The room inside was dark save for the hazy rectangle of grey light that was the window. She could make out the great four-poster bed and a stormy sea of white sheets; the shape in the middle was a range of narrow mountains, twisted and treacherous. The air smelled of blood and dust, but then Hestillion was almost certain that Ebora had smelled of nothing else for the last hundred years.

‘Good morning, Lord Moureni,’ she said, gliding into the room and setting the linens on the corner of the bed, as if she were a maid and this were her job. ‘How are we feeling today?’

Moureni answered with another rattling cough, one so severe that he went rigid under the sheets, his body caught in the violence of the spasm. Hestillion went to the window and pulled the sashes back as far as they would go. It barely made a difference.

‘Girl,’ croaked the figure in the bed. ‘How do you think I am?’

‘Do not call me that. I am no child, and I have a name.’

Moureni went back to coughing. As she turned back to the bed, Hestillion saw a dark patch spreading on the sheet near the head of the bed. It was not the clear fluid that Eborans bled from a superficial wound, but the deep oily black blood they shed when death was near. By now, Lord Moureni would be leaking this black blood from cracks in his skin all over his body. It was near impossible to get out of white sheets.

‘Good thing I brought fresh linen for you, isn’t it?’

There was a candelabra on the small chest of drawers by the bed stuffed with fat white candles, half burned down to nothing, so she lit them quickly with the matches in her pocket. The warm yellow light that spread across the pillow was the brightest thing Hestillion had seen in months. Unfortunately, it also revealed the ravaged face of Lord Moureni, and that was less heartening.

He had once been a handsome man.
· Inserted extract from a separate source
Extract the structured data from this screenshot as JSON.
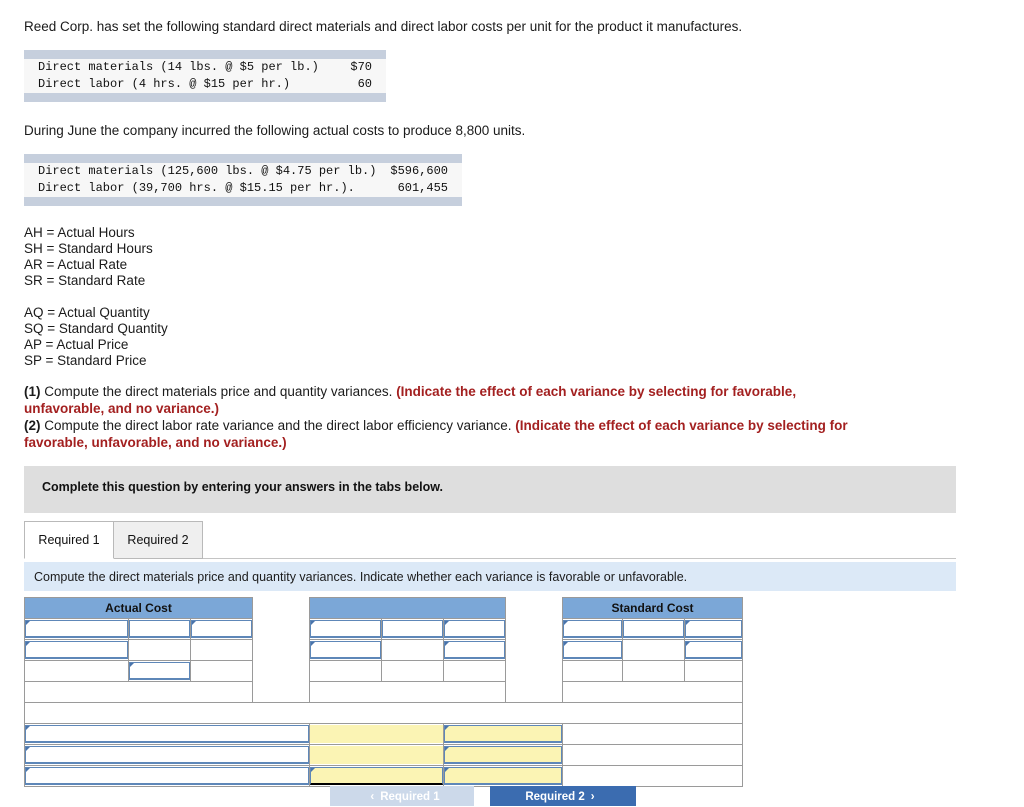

The evidence of that was on the walls of this, his much-reduced suite in Ygseril’s palace; enormous oil paintings of a striking man with broad shoulders, tightly curled dark hair and shining bronze skin, his clothes always a military uniform of some sort, and the setting often the top of some windswept hill, looking off across some newly conquered territory. The skies in these paintings were almost always stormy, as though Ebora’s sprawling empire were itself an oncoming conflagration – or perhaps the artist had just liked painting clouds.